Sat, Oct 12 - Sun, Jul 19  2020

The exhibition How We Live: Selections from the Marc and Livia Straus Family Collection will be presented in the Hudson Valley MOCA. The exhibition will be on view from October 12, 2019 to July 19, 2020, with a public reception on October 12th from 4:00 to 7:00 PM.

How We Live is a sculpture and video exhibition from the Marc and Livia Straus Family Collection. It includes artists from around the globe who explore the particularities of their individual cultures through art. 34 sculptures by 31 artists along with six video artists showcase unique heritages, and in doing so enrich our understanding of the world.

The Strauses have always been interested in art that fosters cross-cultural dialogue. They started collecting at age 20, taking risks to buy work that was not yet understood, often being amongst the first collectors for many artists. Their collecting practice extended beyond just purchasing, as they underwrote the fabrication of some of the works included. In each instance their choices were prescient and remain among the most seminal works by the artists.

Magali Reus, B. 1981 Lukes (Caustic Sdwlk), 2014 Iron-Phosphates, powder coated and folded riveted steel, polystyrene, powder coated aluminum, coiled steel and aluminum, fabric, Airtex 71 x 25 x 22 inches

How We Live

How does production, from household items to artistic creation, become a product itself of the lived experience? Moving past depictions of the human form, How We Live uses sculpture and video to explore the creativity and production of humanity across a multitude of geographies, cultures, and times.

Thirty-seven artists representing twenty-one countries showcase the unique heritage and cultures of our planet by focusing on the minutiae, the personal, and profound, exchanging a non-hierarchical fluidity with their surroundings that resembles the age-old chicken and egg debate. This exhibition explores the ways in which artists simultaneously bring the world around them into their practice, while in turn influencing the world and environment with their work.

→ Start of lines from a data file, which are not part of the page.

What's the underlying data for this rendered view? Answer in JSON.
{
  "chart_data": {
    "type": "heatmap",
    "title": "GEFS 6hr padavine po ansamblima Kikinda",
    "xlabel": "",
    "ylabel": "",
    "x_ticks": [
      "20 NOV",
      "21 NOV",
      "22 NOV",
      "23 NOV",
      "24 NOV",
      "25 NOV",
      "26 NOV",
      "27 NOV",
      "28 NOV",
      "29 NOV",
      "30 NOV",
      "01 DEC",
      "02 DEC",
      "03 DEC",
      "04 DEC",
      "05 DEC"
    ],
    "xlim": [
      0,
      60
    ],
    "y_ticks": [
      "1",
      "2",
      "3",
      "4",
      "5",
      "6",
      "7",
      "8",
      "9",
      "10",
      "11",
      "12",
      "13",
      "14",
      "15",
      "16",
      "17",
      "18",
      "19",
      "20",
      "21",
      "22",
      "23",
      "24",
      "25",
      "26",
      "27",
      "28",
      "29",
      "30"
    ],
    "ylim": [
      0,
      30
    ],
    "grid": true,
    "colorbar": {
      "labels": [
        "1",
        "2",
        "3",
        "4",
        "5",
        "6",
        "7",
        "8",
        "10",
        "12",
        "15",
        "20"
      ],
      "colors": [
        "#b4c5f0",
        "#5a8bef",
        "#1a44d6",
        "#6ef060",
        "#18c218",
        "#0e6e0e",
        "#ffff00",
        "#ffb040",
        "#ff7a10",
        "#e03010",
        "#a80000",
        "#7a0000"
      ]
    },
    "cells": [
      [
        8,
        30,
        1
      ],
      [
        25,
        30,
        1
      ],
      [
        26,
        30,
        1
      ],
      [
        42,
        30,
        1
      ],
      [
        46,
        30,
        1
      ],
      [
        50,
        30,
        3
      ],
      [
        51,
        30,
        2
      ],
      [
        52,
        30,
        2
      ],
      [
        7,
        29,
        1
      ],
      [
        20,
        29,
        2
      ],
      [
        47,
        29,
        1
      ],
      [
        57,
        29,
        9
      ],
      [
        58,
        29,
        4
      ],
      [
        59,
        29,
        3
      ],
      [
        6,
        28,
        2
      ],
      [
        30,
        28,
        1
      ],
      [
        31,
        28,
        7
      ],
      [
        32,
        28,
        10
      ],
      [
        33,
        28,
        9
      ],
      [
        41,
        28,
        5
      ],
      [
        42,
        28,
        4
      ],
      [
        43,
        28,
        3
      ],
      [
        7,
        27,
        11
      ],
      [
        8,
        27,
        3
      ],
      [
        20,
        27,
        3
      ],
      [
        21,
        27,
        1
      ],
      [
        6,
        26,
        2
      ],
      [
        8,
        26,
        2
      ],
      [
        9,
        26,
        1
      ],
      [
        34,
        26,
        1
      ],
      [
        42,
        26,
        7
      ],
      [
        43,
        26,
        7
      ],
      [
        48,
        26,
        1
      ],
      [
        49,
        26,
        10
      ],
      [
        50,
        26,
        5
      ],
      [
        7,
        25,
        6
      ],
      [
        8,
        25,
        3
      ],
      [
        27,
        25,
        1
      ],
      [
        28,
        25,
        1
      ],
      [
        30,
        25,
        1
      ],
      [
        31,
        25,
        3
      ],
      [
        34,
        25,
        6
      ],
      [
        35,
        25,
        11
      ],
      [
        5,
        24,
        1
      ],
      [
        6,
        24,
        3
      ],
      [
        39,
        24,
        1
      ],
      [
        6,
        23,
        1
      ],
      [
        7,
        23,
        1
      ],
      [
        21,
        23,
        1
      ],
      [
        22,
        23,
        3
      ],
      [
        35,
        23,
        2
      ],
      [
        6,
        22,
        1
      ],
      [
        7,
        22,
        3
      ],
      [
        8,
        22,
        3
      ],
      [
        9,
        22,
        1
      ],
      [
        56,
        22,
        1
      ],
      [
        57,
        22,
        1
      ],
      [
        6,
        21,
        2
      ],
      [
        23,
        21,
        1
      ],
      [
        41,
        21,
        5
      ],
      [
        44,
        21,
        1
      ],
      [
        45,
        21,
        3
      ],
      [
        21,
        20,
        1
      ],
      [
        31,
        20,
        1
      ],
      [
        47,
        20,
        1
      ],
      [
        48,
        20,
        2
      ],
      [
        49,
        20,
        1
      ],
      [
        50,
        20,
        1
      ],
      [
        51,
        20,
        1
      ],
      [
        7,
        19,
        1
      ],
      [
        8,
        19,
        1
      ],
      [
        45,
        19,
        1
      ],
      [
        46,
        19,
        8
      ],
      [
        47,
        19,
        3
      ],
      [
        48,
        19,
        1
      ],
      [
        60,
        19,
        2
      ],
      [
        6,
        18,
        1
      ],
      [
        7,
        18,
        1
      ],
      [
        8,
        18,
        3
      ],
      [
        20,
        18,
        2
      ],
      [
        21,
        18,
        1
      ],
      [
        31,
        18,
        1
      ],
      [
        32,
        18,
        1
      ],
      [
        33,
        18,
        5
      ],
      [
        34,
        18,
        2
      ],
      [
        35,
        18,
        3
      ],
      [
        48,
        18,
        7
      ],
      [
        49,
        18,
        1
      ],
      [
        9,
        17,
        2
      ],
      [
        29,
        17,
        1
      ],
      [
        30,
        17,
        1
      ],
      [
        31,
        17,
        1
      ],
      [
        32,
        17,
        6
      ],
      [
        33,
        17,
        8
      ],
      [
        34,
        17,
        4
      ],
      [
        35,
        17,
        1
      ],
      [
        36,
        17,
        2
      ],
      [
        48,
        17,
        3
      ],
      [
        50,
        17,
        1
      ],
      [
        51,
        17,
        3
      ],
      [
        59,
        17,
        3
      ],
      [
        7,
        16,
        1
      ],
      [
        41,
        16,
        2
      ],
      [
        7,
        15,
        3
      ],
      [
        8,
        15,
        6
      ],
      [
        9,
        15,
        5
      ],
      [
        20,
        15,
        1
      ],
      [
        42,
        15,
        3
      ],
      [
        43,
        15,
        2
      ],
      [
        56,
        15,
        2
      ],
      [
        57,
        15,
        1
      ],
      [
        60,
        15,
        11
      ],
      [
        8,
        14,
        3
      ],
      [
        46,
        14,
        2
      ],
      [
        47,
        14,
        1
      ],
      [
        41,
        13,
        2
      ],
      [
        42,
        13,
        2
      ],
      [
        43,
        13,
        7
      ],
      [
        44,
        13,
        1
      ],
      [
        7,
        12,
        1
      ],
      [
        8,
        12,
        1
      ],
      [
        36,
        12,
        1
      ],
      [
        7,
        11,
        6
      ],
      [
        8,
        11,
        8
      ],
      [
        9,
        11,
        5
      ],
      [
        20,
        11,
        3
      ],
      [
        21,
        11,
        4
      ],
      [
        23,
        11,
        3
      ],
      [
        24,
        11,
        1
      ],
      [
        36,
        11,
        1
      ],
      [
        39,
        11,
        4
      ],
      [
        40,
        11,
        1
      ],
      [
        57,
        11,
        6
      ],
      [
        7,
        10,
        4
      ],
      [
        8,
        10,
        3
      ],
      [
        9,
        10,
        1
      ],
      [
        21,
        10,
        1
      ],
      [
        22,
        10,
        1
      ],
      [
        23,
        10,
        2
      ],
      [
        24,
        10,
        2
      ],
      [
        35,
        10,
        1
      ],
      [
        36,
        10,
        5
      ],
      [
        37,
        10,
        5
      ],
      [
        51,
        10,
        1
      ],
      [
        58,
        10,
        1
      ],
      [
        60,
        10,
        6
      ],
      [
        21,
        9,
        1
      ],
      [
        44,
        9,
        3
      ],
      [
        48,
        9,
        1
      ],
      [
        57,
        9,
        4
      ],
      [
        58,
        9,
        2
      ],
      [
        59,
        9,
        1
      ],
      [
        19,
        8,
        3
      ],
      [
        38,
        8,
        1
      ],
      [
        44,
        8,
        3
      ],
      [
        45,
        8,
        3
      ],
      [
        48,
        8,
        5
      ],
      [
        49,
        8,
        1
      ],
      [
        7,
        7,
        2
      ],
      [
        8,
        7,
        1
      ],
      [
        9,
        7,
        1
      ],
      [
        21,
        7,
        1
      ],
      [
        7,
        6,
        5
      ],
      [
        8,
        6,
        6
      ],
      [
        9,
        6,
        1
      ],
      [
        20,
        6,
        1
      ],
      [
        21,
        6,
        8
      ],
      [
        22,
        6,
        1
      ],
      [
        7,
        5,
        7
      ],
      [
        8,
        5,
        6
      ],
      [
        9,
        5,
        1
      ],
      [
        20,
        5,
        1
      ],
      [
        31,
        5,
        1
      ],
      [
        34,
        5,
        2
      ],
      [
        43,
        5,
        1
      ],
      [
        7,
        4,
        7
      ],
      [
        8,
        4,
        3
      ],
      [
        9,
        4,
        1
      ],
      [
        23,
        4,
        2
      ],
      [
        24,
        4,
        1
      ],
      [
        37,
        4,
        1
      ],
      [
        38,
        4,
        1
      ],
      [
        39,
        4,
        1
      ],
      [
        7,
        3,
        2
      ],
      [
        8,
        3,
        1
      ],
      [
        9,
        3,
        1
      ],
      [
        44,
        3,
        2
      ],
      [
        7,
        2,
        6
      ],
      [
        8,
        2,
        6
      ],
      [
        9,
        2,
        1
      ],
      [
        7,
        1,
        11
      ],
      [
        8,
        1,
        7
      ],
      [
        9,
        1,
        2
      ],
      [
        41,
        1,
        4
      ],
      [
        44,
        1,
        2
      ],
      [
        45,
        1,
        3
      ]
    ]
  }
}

Each work can be read as an exploration of an artist’s life through the lens of their own culture, a testament to the ways in which culture manifests in creation, both consciously and subconsciously. Continuing the conversation begun through Death is Irrelevant, How We Live examines the immortalization of cultural traits, values, and habits rendered not through the depiction of the human form or body, but through the habits of said body as it enacts the processes of living.